Tessa Riley arrived in the yellow house to our right on a bright April Saturday with a moving truck, two teenage nephews carrying boxes, and a laugh that crossed property lines before she did. She was thirty-one, recently divorced, a freelance interior stylist according to the introduction she gave everyone, though I never understood exactly what that meant. She wore linen pants, gold jewelry, and that powdery perfume. She had the kind of friendliness that made people feel selected. When she spoke to you, she tilted her head as if you were already close.

The first week, she knocked on our door with brownies.

“Hi, neighbors,” she sang, holding up the plate. “I’m Tessa, and I bribe people with sugar because I have no shame.”

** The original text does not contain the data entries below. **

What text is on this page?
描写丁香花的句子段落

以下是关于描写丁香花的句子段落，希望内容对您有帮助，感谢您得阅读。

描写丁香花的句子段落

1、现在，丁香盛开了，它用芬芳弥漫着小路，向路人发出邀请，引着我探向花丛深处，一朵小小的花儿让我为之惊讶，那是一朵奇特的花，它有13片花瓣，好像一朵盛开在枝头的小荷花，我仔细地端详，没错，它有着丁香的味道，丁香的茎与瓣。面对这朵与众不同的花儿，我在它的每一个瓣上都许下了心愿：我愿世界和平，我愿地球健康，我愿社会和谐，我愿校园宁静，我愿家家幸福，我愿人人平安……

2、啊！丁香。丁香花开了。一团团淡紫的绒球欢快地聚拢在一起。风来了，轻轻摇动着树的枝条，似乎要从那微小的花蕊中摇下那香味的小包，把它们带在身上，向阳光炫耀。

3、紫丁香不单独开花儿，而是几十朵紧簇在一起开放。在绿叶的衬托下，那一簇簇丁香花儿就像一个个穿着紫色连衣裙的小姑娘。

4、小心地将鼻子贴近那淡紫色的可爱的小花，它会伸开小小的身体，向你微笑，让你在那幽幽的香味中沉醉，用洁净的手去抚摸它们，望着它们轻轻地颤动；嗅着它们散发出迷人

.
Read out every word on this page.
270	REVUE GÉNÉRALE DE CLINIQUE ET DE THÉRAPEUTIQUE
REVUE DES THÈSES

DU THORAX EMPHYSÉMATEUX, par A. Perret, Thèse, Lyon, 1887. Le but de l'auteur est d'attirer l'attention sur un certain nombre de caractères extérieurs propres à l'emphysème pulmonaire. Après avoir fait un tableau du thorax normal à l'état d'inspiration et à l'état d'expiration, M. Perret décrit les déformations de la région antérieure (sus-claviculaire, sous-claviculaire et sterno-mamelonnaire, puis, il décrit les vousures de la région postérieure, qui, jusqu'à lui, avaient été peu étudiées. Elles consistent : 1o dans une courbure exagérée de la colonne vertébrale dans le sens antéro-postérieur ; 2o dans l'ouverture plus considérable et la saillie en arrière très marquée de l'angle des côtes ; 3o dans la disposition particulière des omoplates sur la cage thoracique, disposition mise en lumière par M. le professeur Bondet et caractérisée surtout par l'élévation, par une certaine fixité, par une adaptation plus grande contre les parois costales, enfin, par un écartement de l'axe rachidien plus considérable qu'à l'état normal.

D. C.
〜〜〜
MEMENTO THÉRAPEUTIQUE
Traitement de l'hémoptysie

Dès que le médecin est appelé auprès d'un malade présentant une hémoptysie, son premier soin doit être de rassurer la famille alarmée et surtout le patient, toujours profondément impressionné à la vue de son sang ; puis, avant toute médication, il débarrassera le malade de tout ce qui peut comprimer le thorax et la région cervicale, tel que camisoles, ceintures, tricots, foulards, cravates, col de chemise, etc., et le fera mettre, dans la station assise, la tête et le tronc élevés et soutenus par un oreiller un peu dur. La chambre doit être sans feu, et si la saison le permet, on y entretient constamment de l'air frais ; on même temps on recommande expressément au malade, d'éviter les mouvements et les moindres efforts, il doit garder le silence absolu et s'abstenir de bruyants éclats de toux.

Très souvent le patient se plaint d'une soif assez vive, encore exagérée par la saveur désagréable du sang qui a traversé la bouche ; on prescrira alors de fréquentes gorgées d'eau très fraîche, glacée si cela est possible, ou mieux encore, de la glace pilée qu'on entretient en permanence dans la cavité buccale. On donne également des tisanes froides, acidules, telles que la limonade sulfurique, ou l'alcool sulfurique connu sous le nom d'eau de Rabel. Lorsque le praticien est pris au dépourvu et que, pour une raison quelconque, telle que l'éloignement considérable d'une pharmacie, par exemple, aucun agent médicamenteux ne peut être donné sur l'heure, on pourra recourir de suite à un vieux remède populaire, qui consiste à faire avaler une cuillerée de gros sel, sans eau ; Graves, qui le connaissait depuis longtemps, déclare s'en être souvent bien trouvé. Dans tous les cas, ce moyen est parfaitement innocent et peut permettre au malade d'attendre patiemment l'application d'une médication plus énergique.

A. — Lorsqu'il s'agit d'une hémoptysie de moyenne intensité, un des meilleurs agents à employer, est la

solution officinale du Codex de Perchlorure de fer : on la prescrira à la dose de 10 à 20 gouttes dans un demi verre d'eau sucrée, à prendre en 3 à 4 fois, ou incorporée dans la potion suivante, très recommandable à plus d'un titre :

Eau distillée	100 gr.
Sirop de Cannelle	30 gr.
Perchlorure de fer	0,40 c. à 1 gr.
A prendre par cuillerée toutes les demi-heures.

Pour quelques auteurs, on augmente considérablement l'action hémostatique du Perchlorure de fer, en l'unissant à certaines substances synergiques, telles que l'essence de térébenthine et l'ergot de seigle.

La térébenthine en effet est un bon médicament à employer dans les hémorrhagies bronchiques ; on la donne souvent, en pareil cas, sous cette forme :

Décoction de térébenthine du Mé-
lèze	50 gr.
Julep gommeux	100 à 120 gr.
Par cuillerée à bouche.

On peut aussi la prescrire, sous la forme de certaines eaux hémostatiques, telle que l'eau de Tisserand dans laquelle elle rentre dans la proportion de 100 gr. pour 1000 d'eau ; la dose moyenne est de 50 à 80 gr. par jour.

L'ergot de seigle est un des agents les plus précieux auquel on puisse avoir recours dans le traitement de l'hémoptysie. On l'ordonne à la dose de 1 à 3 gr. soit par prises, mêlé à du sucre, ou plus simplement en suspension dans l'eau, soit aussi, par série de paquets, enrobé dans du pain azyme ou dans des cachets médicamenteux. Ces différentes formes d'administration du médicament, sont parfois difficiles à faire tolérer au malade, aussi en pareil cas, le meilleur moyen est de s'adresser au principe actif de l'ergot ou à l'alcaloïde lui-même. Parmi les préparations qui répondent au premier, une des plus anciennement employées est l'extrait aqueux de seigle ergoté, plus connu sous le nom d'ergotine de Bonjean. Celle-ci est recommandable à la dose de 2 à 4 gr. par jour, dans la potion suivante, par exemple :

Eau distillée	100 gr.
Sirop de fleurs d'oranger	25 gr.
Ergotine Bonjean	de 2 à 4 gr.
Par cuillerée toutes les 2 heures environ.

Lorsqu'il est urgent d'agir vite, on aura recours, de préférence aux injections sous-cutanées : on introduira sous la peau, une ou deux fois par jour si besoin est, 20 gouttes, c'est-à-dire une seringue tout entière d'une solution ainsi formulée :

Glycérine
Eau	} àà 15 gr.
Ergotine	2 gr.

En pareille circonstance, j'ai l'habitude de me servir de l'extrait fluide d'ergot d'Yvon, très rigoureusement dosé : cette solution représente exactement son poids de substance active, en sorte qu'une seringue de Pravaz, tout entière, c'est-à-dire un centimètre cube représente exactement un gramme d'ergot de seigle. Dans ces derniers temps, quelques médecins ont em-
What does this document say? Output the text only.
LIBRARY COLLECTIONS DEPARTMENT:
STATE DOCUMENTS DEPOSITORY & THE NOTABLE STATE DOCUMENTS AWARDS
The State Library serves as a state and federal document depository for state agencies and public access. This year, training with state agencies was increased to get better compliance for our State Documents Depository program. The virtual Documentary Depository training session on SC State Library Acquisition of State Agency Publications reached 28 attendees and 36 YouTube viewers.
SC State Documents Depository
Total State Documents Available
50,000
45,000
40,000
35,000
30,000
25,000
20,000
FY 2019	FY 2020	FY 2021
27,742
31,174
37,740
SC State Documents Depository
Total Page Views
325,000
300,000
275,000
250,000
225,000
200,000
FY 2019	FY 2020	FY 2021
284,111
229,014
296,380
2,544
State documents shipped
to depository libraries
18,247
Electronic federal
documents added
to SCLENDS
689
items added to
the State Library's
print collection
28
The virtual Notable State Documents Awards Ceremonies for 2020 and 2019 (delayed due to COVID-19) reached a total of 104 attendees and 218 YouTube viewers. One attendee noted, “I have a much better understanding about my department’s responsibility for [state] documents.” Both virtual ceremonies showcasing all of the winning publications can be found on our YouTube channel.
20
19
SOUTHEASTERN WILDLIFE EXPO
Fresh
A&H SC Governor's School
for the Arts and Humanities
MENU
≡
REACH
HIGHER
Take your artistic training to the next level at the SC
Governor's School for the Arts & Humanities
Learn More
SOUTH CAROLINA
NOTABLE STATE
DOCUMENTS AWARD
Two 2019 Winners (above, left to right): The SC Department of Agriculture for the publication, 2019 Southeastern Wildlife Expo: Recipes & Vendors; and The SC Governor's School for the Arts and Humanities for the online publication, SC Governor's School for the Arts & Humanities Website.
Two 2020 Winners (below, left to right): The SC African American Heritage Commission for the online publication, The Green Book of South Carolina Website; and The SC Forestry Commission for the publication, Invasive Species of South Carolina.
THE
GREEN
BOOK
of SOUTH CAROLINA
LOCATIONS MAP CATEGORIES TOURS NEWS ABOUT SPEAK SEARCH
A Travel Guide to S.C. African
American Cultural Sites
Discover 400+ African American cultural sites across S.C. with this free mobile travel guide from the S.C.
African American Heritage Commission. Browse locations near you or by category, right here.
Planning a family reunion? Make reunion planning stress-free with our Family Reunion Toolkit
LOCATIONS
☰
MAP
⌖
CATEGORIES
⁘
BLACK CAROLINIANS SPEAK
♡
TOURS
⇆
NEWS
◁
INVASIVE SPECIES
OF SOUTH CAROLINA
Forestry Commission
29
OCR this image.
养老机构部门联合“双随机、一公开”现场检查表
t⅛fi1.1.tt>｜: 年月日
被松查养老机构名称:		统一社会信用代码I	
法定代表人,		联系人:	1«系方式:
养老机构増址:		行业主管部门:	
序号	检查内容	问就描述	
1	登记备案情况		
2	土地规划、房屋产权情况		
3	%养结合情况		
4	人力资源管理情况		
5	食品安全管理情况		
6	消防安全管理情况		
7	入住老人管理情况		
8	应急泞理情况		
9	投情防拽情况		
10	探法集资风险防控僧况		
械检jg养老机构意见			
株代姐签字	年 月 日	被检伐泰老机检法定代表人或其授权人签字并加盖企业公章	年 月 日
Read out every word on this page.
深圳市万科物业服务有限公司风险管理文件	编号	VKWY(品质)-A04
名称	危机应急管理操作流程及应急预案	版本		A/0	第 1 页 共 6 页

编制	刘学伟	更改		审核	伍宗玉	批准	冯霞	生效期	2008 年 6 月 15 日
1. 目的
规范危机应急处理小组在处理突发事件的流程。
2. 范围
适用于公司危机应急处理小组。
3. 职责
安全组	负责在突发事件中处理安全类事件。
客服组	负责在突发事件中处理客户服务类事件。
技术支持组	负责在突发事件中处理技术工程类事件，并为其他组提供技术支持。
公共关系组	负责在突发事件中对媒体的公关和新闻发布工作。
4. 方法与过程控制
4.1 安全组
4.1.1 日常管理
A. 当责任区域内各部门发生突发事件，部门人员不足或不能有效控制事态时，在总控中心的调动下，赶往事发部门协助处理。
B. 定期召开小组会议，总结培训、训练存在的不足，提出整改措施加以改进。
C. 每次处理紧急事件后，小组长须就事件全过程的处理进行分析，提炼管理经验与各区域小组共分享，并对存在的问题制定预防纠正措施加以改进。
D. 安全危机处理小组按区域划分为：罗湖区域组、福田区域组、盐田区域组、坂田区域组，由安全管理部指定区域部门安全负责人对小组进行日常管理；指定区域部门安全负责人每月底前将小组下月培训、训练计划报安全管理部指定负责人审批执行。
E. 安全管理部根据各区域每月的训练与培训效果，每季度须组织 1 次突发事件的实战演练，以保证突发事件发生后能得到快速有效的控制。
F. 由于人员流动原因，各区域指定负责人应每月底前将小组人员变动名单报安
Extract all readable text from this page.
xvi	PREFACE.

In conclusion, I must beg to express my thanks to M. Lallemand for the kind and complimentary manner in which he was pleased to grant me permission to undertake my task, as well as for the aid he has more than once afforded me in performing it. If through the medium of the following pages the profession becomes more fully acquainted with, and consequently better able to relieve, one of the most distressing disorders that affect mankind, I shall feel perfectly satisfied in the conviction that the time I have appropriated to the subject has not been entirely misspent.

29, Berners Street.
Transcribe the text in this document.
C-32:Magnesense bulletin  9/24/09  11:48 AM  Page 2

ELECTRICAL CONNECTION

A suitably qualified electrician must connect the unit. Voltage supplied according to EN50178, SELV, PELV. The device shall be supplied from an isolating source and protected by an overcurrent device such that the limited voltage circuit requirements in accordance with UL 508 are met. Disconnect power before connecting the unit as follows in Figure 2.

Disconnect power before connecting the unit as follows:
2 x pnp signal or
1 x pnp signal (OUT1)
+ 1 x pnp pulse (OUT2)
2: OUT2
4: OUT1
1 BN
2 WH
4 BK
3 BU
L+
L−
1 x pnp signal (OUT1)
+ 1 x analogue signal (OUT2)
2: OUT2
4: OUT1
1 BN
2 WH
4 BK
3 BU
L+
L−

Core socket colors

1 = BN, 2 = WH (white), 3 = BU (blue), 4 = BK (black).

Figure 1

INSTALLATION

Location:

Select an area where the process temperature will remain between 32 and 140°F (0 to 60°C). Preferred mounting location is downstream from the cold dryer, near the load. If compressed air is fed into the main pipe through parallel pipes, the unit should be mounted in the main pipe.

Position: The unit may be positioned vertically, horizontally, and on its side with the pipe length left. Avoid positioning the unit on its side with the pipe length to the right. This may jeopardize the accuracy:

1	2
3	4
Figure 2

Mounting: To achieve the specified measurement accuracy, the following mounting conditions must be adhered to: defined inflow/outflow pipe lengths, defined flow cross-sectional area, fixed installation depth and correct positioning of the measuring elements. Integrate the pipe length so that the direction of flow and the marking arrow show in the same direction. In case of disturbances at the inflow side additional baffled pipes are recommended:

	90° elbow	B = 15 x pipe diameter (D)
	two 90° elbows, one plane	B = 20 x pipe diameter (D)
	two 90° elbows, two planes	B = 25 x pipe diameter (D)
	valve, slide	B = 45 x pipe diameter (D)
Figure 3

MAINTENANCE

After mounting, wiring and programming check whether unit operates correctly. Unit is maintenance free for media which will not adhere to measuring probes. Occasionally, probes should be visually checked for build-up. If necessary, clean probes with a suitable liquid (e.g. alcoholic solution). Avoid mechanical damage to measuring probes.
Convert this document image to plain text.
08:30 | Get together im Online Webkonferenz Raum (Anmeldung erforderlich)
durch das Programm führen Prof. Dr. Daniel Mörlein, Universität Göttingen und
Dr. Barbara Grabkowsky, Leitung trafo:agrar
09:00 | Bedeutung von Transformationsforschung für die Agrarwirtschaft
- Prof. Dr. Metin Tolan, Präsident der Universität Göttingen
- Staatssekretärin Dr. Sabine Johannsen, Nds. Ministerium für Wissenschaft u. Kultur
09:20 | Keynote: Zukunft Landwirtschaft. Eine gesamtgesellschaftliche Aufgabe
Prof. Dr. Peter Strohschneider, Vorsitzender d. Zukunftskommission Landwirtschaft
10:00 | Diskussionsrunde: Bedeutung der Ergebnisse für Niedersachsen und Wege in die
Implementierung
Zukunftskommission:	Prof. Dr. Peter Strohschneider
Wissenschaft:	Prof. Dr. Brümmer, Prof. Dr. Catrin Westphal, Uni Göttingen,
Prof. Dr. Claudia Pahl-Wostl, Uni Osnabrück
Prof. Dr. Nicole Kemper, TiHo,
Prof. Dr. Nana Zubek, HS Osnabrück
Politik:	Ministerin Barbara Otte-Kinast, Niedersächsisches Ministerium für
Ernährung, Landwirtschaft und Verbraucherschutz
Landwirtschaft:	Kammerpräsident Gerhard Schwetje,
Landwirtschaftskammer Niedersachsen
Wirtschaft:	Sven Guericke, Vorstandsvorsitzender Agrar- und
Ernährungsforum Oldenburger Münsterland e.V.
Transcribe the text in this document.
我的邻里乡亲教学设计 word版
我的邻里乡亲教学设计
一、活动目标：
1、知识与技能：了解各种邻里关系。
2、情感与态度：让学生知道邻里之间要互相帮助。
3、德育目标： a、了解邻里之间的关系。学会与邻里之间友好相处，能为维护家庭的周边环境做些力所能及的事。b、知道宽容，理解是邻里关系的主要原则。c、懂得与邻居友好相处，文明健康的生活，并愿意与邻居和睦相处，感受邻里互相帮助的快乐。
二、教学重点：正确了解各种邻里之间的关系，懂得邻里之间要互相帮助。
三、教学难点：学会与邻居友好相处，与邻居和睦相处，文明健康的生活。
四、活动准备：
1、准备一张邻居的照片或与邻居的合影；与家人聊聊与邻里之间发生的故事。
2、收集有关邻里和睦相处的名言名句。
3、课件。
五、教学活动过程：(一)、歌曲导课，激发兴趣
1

Caleb laughed immediately.

I smiled because it was funny enough, and because I was trying to become the kind of woman who had neighbor friends. My childhood neighborhoods had never felt like communities. They were just places where families pretended not to hear each other breaking. Marigold Lane was different. People waved. They borrowed ladders. They posted lost cats on the neighborhood app. I wanted to belong to that ordinary softness.

Tessa learned us quickly.

Too quickly, I later thought.

She learned I worked late shifts twice a week and alternating Saturdays. She learned Caleb liked IPAs and documentaries and hated cilantro. She learned our dog, Mason, would do anything for freeze-dried chicken treats. She learned which side of the garage held the spare trash bags and that Caleb always forgot recycling day unless someone reminded him.

She told me I was “so lucky” to have such a devoted husband.

She said it while looking at him a second too long.

At first, it felt harmless. Maybe even flattering. Tessa was flirty with everyone, I told myself. Some women spoke with their eyes because it made life easier. It did not mean anything.

But then she kept showing up at the edges.

If I watered plants, she was suddenly outside watering hers. If Caleb grilled, she appeared with extra buns or corn or a bottle of wine she “could never finish alone.” If I left for work at three in the afternoon, she waved from her porch and asked how late I’d be gone.

Once, laughing, she said, “I just need to know when to stop blasting music and pretending I’m twenty-two.”

Her eyes stayed serious.

Caleb began mentioning her casually.